In New York, the Monster becomes a celebrity, with the Boss staging a media frenzy as they search for Dr. Artaud. They find that he is working for the government. While Beatrice revels in the attention, the Monster remains miserable and drunk. The Boss makes a deal with a government scientist to study the Monster and he's rushed away by army guards who mislead him into believing he is going to see Dr. Artaud. Instead, he is subjected to torturous experiments as the scientists try to discover the key to his indestructibility, one of them noting that he can't seem to tolerate new information. One of those experiments involves the Monster being ridiculed and beaten on the street to study his behavior. The Monster holds to his promise to Beatrice and does not kill anyone.

Meanwhile, Beatrice meets Dr. Artaud by chance. With Margaret (Annika Peterson), a remorseful former coworker of Beatrice's, they hatch a plan to escape back to Iceland with the Monster. They make their escape but are pursued by the government, who fears the Monster and Artaud might fall into the wrong hands. Artaud builds a machine that will kill the Monster. Beatrice bids the Monster a tearful farewell and kisses him goodbye. As the machine starts, the army storms their hideout. As the lights flicker on and off and the machine moves the Monster into place (in a process mirroring Beatrice's surgery), the Monster and Beatrice face each other one last time. Her face flickers in his vision for several minutes before the screen blackens.

==Cast==
- Sarah Polley as Beatrice
- Robert John Burke as Monster
- Helen Mirren as The Boss
- Julie Christie as Dr. Anna
- Baltasar Kormákur as Dr. Artaud
- Annika Peterson as Margaret
- Erica Gimpel as Judy

==Production==
For Hartley, writing and directing No Such Thing was like coming "full circle for a filmmaker": early in his career he had written a script for a horror film, later revised to be a vampire film; that movie was never made, but No Such Thing mirrors its ideas. It was shot in Iceland and New York City during September and October 2000. It was the first Hartley production for a major company, MGM/United Artists, and Francis Ford Coppola was one of the executive producers. The film was ill-received at the Cannes Film Festival, after which the studio demanded the movie be recut. Hartley refused, and Coppola supported him. These events, and the September 11 attacks, complicated the relation with the studio. The release, in early 2002, was a low-key affair; after two weeks, only three screens showed the film. It went to home video within months.

In 2012, the film's screenplay was made available on Hal Hartley's website in a book that also included the screenplays for The Book of Life and The Girl From Monday.

==Critical reception==
No Such Thing was poorly received by critics.
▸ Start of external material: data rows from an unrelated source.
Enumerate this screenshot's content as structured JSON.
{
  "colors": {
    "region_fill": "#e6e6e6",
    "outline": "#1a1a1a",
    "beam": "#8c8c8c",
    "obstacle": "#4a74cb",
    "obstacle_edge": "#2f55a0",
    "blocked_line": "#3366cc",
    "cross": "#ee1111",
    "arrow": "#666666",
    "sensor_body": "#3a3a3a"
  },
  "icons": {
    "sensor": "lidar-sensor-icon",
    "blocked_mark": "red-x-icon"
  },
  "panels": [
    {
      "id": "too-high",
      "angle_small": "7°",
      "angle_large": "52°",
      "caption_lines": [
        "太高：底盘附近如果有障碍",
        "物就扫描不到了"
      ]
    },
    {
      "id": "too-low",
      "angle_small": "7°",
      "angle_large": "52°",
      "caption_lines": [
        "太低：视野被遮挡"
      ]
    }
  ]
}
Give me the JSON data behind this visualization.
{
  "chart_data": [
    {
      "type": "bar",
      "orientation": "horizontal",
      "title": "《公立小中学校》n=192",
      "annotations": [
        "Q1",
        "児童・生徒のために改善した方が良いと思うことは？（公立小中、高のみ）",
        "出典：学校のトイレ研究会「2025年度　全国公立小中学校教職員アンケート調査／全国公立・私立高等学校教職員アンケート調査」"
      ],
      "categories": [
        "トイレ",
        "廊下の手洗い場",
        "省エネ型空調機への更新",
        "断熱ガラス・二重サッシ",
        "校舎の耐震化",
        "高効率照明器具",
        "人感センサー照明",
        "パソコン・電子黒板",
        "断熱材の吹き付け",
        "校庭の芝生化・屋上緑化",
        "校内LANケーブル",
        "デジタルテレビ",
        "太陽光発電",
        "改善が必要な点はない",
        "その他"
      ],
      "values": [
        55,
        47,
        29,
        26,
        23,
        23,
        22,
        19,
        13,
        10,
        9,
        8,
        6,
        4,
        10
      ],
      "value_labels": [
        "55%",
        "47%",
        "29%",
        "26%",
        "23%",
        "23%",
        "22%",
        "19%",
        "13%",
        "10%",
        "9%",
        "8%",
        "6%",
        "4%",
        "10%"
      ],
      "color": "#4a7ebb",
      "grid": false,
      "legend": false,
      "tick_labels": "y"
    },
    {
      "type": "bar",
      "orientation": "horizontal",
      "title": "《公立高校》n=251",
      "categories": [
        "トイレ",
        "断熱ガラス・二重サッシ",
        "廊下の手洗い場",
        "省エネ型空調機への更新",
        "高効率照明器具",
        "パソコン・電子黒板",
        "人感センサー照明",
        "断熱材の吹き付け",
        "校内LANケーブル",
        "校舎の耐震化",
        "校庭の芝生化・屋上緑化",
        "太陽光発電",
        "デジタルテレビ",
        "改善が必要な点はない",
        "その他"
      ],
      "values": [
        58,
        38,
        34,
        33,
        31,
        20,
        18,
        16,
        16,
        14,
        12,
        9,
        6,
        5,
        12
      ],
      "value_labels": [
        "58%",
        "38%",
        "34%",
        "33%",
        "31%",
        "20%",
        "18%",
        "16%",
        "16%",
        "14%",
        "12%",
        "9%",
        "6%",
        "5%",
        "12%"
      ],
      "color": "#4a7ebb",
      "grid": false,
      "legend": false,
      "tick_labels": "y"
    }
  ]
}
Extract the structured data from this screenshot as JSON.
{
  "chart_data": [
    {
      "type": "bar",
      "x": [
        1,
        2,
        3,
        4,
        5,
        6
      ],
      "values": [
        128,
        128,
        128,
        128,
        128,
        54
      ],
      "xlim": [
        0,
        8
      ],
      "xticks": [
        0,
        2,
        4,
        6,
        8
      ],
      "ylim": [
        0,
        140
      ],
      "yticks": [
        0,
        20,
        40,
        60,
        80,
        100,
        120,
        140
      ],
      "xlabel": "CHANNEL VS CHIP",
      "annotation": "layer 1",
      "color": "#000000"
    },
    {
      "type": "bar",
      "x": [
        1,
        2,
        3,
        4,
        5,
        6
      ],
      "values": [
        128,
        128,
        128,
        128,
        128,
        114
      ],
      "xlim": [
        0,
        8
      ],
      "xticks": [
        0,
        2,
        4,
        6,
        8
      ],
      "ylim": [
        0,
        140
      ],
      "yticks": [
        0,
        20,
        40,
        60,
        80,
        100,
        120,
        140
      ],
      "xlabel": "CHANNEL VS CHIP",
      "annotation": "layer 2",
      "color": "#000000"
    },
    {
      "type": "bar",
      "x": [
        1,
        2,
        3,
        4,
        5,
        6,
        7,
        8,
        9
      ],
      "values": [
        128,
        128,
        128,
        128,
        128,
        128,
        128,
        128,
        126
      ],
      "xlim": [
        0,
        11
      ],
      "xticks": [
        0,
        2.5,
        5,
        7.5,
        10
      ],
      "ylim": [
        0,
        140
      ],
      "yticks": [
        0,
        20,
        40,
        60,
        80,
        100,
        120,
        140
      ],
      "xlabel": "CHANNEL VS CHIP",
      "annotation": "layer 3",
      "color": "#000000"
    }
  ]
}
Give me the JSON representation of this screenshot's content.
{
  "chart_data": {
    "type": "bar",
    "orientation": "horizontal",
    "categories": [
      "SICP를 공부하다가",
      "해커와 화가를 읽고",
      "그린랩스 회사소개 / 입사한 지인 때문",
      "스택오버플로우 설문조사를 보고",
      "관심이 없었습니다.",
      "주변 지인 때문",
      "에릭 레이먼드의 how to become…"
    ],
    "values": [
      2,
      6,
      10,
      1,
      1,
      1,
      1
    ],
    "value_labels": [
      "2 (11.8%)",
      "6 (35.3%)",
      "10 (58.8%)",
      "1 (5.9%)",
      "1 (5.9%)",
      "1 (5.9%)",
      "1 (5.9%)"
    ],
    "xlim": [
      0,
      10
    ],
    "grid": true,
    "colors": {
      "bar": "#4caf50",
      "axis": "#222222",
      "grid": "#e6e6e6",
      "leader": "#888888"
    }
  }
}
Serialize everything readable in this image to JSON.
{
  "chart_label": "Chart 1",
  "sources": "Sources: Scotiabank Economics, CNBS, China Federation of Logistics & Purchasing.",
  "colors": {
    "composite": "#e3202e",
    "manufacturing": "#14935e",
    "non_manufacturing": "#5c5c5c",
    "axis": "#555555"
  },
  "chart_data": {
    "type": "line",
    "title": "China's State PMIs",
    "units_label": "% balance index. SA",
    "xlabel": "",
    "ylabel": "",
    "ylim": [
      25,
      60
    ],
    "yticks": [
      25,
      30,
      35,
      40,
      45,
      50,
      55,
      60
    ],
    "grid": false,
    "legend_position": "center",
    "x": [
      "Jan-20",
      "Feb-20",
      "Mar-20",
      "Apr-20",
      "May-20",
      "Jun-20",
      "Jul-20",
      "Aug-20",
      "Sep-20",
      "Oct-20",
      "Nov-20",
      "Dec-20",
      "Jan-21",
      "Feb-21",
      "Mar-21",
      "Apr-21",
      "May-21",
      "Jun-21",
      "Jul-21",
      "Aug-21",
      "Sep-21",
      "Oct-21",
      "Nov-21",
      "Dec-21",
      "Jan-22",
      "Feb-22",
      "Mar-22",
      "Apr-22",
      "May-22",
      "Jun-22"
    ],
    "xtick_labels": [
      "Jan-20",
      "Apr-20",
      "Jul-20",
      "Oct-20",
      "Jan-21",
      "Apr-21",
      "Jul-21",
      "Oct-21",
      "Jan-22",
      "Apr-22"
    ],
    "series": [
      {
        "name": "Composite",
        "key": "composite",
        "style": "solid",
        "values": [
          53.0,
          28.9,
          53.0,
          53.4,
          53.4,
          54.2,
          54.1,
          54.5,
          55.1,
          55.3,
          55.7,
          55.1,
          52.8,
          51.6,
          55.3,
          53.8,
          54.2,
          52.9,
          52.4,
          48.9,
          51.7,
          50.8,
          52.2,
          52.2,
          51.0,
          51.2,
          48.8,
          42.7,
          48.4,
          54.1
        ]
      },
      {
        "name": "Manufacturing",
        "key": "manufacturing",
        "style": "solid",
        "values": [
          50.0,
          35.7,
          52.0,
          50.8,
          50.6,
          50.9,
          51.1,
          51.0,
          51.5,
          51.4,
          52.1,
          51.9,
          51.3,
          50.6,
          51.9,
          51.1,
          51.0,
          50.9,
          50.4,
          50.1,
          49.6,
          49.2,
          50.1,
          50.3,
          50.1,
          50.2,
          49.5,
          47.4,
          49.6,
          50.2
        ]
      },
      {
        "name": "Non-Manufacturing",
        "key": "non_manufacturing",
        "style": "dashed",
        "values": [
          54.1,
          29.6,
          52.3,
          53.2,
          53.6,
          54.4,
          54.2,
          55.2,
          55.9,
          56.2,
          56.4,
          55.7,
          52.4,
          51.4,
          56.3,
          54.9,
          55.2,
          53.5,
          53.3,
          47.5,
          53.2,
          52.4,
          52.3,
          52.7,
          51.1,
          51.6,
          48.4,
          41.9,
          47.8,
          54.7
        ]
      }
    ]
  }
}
On Rotten Tomatoes, the film holds an approval rating of 33% based on 43 reviews with an average rating of 5.03/10. The website's critics consensus reads: "Stocked with talented stars but lacking any clear idea of what to do with them, No Such Thing is ultimately far too uneven to recommend." According to Metacritic, which sampled 21 critics and calculated a weighted average score of 36 out of 100, the film received "generally unfavorable reviews".

Film critic Roger Ebert gave the film one star, saying "No Such Thing is inexplicable, shapeless, dull. It doesn't even rise to entertaining badness."